Notes are taken on paper, and this is where the trainees often shine. “One of the things that actually helps a lot has been students, because if they're not real sure of exactly what to say, we usually assign them the role of a scribe,” he said.

Students and residents are particularly interested in street medicine for humanist reasons, said Dr. Withers. “It seems like they're getting back something that was so fundamental to why they wanted to go into health care. Many times, they've said, ‘This is the best part of my medical training I've had,’” he said.

Before medical school, Brianne R. Feldpausch, a third-year medical student at the Michigan State University College of Osteopathic Medicine in East Lansing, Mich., trained under Dr. Withers in Pittsburgh. She went on to found Spartan Street Medicine, a program at the medical school that is now run by more than 150 student volunteers with faculty attending physicians. “What we see in the medical office is only one snapshot of one moment of time in what is going on with anyone,” said Ms. Feldpausch. “In street medicine, we take a step outside into their reality.”

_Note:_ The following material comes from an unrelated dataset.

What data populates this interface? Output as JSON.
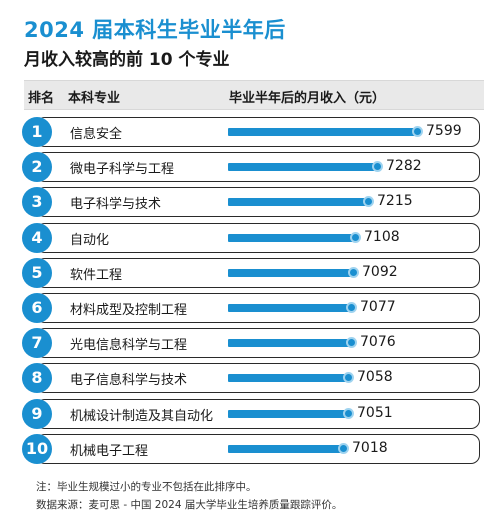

Dr. Withers is now beginning to work with his first street medicine fellow, a family medicine-trained physician, as part of the fellowship, which is open to those trained in internal medicine, family medicine, and emergency medicine. About 80% of the year-long fellowship will be clinical, experiential learning work, mostly in the homeless campsites and primary care clinics, but also hospital consults, he said. The rest of the time will be spent helping define street medicine best practices and next steps.

The program was encouraged and supported in large part by UPMC Mercy, namely hospital president Michael Grace, said Dr. Pinevich. “He shepherded the approval of this fellowship on the administrative end because he recognized the potential benefits of physicians who possess this unique type of education, giving back not just to the Pittsburgh community but also communities elsewhere in the U.S. and beyond,” he said.

Beyond the U.S., the Street Medicine Institute has held the International Street Medicine Symposium since 2005, when it was presented in Pittsburgh to a grand total of 17 non-Pittsburghers, Dr. Withers said. Now, more than 200 programs have launched across the world. This fall, from Oct. 21 to 23, 15th annual International Street Medicine Symposium will come back to Pittsburgh for the first time, and he's expecting more than 500 attendees.

The growth of street medicine demonstrates how medicine is moving outside of traditional structures into the reality of the people, said Dr. Withers. “We are so locked, currently, into that white lab coat and the structure of health care as a business that I see this as an act of defiance to reclaim our profession,” he said. “I am just really grateful to the street folks for teaching us.”